Temporary service disruption following a MongoDB primary node failure

Critical Resolved View vendor source →

Hosted Mender experienced a critical incident on January 8, 2025 affecting Hosted Mender US, lasting 4h. The incident has been resolved; the full update timeline is below.

Started
Jan 08, 2025, 10:06 AM UTC
Resolved
Jan 08, 2025, 02:07 PM UTC
Duration
4h
Detected by Pingoru
Jan 08, 2025, 10:06 AM UTC

Affected components

Hosted Mender US

Update timeline

  1. investigating Jan 08, 2025, 10:06 AM UTC

    Today between 09:26 UTC and 09:28 UTC we got notifications about a MongoDB node failure on the primary. We are investigating the issue, that seems to be already solved.
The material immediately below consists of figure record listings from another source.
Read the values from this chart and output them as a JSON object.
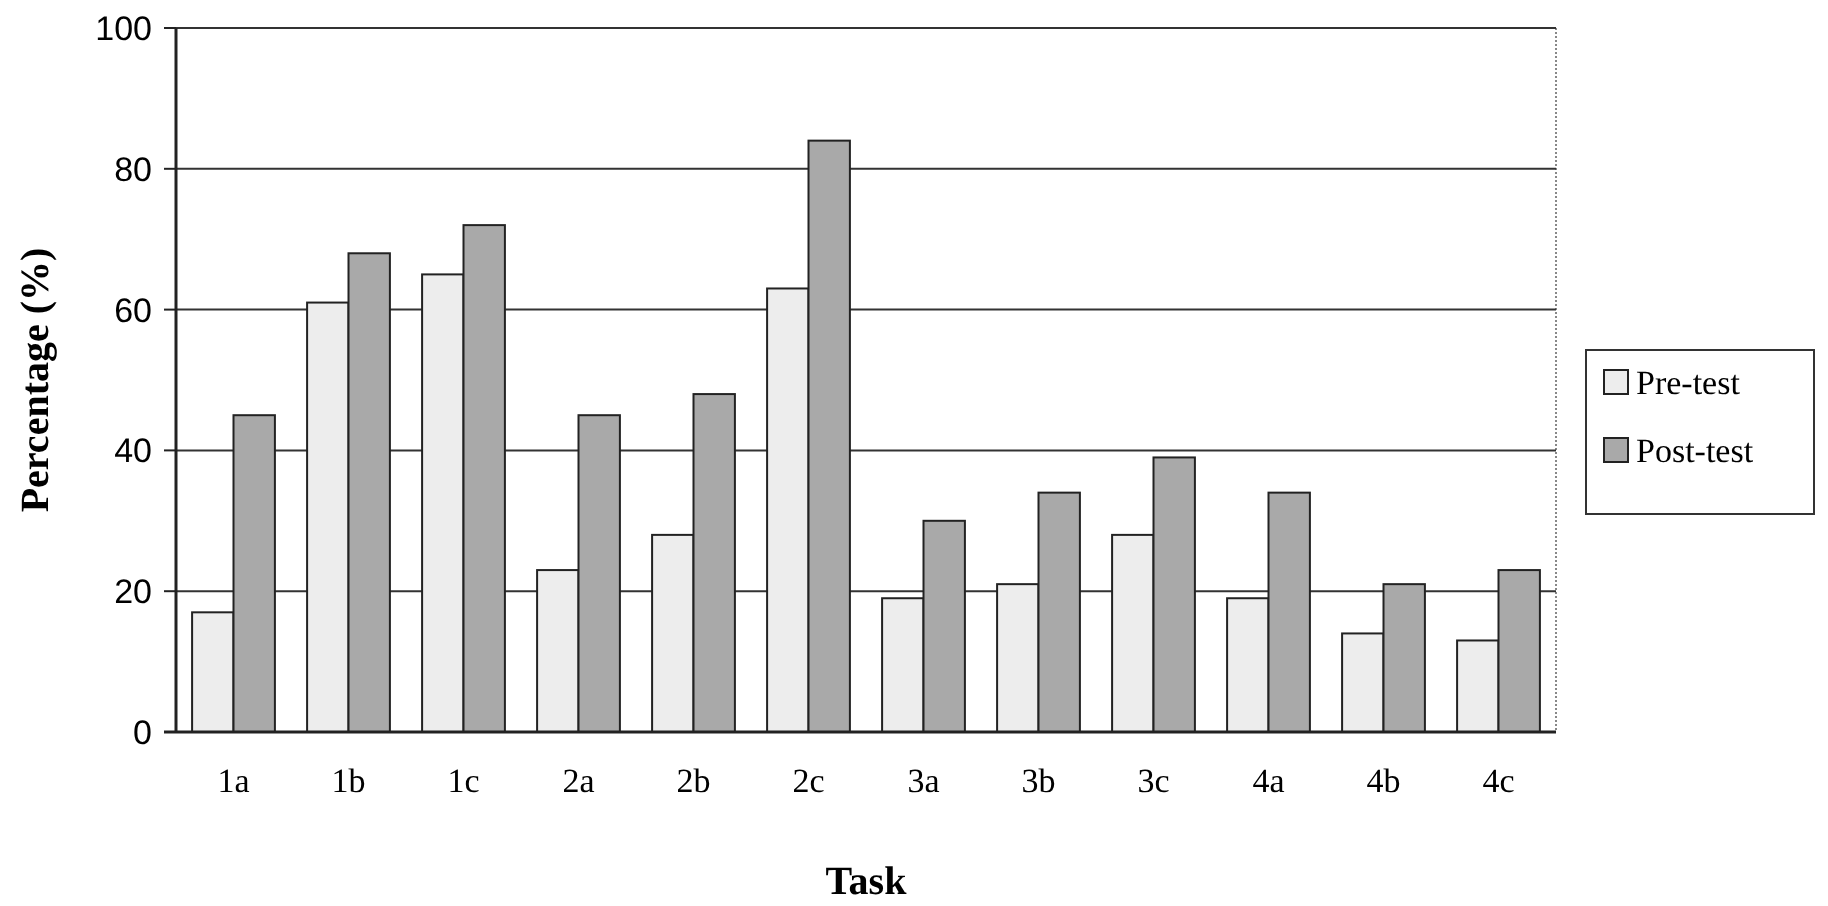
{
  "chart_data": {
    "type": "bar",
    "xlabel": "Task",
    "ylabel": "Percentage (%)",
    "categories": [
      "1a",
      "1b",
      "1c",
      "2a",
      "2b",
      "2c",
      "3a",
      "3b",
      "3c",
      "4a",
      "4b",
      "4c"
    ],
    "series": [
      {
        "name": "Pre-test",
        "color": "#ededed",
        "values": [
          17,
          61,
          65,
          23,
          28,
          63,
          19,
          21,
          28,
          19,
          14,
          13
        ]
      },
      {
        "name": "Post-test",
        "color": "#a9a9a9",
        "values": [
          45,
          68,
          72,
          45,
          48,
          84,
          30,
          34,
          39,
          34,
          21,
          23
        ]
      }
    ],
    "ylim": [
      0,
      100
    ],
    "yticks": [
      0,
      20,
      40,
      60,
      80,
      100
    ],
    "grid": "y",
    "legend": "right"
  }
}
  2. identified Jan 08, 2025, 10:07 AM UTC

    We observed in the provider's log that it tried twice to roll it back, then the cluster gave up and elected a new primary. The cluster is self-healing and hosted Mender is operational again.

  3. monitoring Jan 08, 2025, 10:07 AM UTC

    We're monitoring the incident and the metrics to check for possible issues.

  4. resolved Jan 08, 2025, 02:07 PM UTC

    This incident has been resolved: the MongoDB cluster seems stable and no other issue has been reported.